- Takes note that Seychelles has nominated Moutya (no. 01690) for inscription on the Representative List of the Intangible Cultural Heritage of Humanity:
Moutya was brought to Seychelles by the enslaved Africans who arrived with the French settlers in the early eighteenth century. They used to practise this dance at night in the forest, at a distance from the plantation house where their masters lived. Historically, Moutya was a psychological comfort against hardship and poverty and a means of resisting servitude and social injustice. A sensual dance with simple choreography, it is traditionally performed around a bonfire. The musical instrument used is a large drum with a narrow rim made of goat hide which is played mostly by men. The dance begins with the heating of the drums over a bonfire. Once the drums have been warmed, the drummers set the beat and men in the crowd call out various themes, usually social commentaries, to which the female dancers respond in high-pitched tones. The men and women begin to dance to a moderate tempo involving hip-swaying and feet-shuffling. The dancers come close, but do not physically touch. Moutya continues to be a form of expression of cultural identity to this day, retaining its traditional dance form. It is usually performed spontaneously within the community, as well as at social gatherings and cultural events. Moutya is transmitted informally through performance, observation and imitation and formally through research, documentation and dissemination.
- Considers that, from the information included in the file, and the information provided by the submitting State through the dialogue process, the nomination satisfies the following criteria for inscription on the Representative List of the Intangible Cultural Heritage of Humanity:
R.1: The element is a nocturnal dance performed spontaneously in open, outdoor spaces around a bonfire. It may be performed after payday, at social gatherings and at national and cultural events. There are ten active Moutya groups and eighty-four practitioners on three main islands. The element is transmitted formally through research, documentation and dissemination through the National Archives, national museums, the Creole Institute, the Seychelles Heritage Foundation and the National History Museum. It is transmitted informally through performance, observation and imitation. Some schools teach Moutya as an extra-curricular activity. It is a socially inclusive form of entertainment and a means of social expression that reinforces Seychellois cultural identity and historical records.
R.2: The awareness generated during the nomination process would be enhanced and create a sense of pride about the element and intangible cultural heritage in general. It would also contribute to social cohesion and bring recognition and greater appreciation for the practitioners and bearers. At the national level, awareness about the 2003 Convention and listing mechanisms would be enhanced.
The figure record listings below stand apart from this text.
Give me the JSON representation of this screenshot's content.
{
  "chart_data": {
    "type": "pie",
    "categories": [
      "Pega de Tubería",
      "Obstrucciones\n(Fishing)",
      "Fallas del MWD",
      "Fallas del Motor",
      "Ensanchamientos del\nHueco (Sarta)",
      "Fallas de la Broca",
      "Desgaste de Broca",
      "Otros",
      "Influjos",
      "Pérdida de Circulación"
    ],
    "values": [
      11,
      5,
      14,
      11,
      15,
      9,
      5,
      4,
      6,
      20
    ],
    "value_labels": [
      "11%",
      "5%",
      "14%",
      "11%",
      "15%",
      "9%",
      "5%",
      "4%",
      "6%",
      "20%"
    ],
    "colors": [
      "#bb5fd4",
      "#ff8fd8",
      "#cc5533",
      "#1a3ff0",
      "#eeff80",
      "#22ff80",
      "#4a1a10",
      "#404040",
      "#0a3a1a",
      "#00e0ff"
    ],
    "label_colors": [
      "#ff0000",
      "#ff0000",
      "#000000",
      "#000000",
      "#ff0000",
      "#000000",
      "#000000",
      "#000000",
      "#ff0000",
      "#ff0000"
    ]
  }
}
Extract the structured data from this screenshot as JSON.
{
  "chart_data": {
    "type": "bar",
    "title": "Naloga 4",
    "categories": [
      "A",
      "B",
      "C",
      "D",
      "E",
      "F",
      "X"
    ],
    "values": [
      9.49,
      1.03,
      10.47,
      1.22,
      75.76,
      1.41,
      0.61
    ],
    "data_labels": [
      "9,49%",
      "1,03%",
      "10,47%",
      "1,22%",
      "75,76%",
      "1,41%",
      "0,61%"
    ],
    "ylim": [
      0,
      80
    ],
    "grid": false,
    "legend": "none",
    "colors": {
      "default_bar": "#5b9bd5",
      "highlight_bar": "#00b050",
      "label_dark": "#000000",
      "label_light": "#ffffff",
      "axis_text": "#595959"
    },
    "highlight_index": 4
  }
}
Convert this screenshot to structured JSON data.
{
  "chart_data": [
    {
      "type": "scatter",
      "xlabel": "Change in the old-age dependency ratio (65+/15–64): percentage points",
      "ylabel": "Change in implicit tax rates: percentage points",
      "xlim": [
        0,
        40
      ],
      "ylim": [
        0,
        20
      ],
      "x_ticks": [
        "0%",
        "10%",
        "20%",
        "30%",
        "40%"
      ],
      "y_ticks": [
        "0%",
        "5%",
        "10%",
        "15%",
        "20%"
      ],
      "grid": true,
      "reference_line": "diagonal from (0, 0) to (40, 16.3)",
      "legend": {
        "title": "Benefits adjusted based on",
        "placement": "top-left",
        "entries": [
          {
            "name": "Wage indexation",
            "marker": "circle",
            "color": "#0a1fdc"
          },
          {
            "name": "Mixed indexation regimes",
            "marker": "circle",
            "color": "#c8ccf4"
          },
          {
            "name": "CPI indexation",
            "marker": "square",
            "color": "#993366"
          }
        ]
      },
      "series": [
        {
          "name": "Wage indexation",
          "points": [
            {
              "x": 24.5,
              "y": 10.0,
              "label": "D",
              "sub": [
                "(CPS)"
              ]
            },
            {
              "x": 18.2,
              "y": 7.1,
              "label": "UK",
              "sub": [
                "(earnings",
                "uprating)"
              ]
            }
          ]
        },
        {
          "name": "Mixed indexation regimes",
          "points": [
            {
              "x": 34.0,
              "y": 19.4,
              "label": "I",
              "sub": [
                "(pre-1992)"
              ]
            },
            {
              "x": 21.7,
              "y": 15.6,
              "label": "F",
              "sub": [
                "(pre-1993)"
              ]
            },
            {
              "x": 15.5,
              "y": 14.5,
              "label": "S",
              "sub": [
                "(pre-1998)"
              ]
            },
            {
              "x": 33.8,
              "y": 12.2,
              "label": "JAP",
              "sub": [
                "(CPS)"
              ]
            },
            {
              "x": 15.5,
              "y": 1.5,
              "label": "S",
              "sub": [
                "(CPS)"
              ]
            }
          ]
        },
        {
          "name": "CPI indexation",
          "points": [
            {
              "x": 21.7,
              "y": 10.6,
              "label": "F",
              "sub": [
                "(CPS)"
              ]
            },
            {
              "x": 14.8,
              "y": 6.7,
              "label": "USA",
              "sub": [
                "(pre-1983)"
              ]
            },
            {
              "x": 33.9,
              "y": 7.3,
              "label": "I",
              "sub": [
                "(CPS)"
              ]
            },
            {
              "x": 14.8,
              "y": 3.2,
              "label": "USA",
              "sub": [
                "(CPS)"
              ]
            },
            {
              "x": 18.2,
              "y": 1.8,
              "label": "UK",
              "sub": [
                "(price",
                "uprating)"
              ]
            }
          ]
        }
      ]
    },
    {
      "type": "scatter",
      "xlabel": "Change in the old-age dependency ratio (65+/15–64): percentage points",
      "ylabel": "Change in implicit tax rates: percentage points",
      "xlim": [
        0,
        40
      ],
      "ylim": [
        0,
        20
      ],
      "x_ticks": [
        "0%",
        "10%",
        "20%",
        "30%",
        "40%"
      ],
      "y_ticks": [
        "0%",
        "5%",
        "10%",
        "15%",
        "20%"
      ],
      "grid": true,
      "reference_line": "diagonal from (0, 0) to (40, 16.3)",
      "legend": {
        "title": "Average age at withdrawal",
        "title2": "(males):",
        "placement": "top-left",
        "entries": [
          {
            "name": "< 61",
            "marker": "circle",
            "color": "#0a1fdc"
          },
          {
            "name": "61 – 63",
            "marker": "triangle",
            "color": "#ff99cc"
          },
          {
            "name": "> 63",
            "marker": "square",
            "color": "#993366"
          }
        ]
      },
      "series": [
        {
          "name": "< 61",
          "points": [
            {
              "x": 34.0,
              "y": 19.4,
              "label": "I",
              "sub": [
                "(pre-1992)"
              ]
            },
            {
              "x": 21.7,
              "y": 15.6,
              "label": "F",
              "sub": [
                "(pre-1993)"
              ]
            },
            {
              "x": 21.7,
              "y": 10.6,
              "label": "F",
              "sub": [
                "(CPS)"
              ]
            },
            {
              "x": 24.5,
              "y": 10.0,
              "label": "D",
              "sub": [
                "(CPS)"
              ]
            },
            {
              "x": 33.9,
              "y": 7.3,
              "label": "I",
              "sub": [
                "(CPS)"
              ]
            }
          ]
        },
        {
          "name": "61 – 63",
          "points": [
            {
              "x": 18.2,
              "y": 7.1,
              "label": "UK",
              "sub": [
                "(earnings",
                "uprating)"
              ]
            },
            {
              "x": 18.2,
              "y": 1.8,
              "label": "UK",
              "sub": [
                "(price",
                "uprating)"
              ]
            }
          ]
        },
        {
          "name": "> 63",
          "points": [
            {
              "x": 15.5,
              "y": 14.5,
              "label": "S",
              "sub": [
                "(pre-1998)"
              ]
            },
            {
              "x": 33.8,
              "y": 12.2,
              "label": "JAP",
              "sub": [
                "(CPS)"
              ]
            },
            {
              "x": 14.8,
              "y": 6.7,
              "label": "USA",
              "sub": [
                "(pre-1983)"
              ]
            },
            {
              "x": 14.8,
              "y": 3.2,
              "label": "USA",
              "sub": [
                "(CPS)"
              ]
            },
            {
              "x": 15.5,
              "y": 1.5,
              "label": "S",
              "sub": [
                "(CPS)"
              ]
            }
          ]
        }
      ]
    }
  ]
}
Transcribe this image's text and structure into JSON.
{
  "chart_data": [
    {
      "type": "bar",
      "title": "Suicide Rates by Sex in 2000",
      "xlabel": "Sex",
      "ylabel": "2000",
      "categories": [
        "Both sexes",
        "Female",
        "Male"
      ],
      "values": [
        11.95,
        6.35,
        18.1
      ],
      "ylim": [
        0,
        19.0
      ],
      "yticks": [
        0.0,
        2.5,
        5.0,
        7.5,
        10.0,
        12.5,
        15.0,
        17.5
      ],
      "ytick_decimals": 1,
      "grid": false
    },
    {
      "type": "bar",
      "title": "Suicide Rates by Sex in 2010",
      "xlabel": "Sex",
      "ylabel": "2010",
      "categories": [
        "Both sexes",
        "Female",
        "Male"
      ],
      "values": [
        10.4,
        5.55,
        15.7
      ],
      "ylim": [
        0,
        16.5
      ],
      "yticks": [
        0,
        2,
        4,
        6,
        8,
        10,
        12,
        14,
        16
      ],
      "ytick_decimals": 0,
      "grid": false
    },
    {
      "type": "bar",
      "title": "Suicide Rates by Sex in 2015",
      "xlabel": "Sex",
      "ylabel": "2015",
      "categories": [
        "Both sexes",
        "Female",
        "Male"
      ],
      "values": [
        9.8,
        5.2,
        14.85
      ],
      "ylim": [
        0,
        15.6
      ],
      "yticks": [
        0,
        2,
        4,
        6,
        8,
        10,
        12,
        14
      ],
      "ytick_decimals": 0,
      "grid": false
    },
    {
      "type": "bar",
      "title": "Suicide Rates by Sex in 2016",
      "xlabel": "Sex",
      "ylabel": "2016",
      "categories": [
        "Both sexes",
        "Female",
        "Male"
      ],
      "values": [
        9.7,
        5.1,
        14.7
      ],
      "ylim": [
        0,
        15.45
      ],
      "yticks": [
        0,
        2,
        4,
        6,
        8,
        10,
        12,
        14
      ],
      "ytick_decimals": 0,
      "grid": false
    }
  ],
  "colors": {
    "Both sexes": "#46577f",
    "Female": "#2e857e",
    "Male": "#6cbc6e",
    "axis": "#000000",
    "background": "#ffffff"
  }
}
At the international level, it would increase the representation of intangible cultural heritage of African origin-related to the history of slavery. Inscription would serve as an example of the revival of heritage that has been oppressed. Dialogue among communities, groups and individuals will be encouraged through cultural exchanges between researchers, artists and other resource persons within creole communities in Seychelles and other countries in the region. Human creativity and respect for cultural diversity will be promoted through the spontaneous performances and the crafting of the Moutya drums.
R.3: Past and current safeguarding measures include: drumming classes for children and young adults; research, documentation, publication, workshops and inventories related to the element; the repeal of the Drums Regulations of 1935, which prohibited drum playing past 9 p.m.; and the revision of the National Cultural Policy to address issues regarding commercialization and decontextualization. A variety of safeguarding measures are proposed, such as developing guidelines for drum-making, drumming and singing. A notable measure is the facilitation of cultural exchanges between Seychellois practitioners and knowledge bearers and those practitioners of similar elements in other countries. A national committee that includes community representatives, practitioners and knowledge-bearers have developed a three-year action plan to implement the proposed safeguarding measures.
R.4: The community has been involved in the nomination process through various meetings, workshops, focus group discussions, seasonal performances and interviews conducted by the drafting team comprised of heritage and culture professionals. Letters of consent were signed by various persons of different ages and backgrounds within the community. Particular attention was paid to the participation of people of all genders. There are currently no customary restrictions governing access to the element.
R.5: The element is listed on the National Inventory of the Intangible Cultural Heritage of Seychelles: The Seychellois Creole Community, which is administered by the National Heritage Research and Protection Section (NHRPS) of the Department of Culture. The element has been included on the national inventory since November 2010. The inventories are regularly updated by collecting additional information in the community, revising information on existing elements to reflect changes, and adding new elements. The last inventory update concerning the element was in December 2019.
- Decides to inscribe Moutya on the Representative List of the Intangible Cultural Heritage of Humanity;
- Commends the State Party for its first inscription and for the submission of an improved file following the decision of the Committee to refer the nomination in 2019.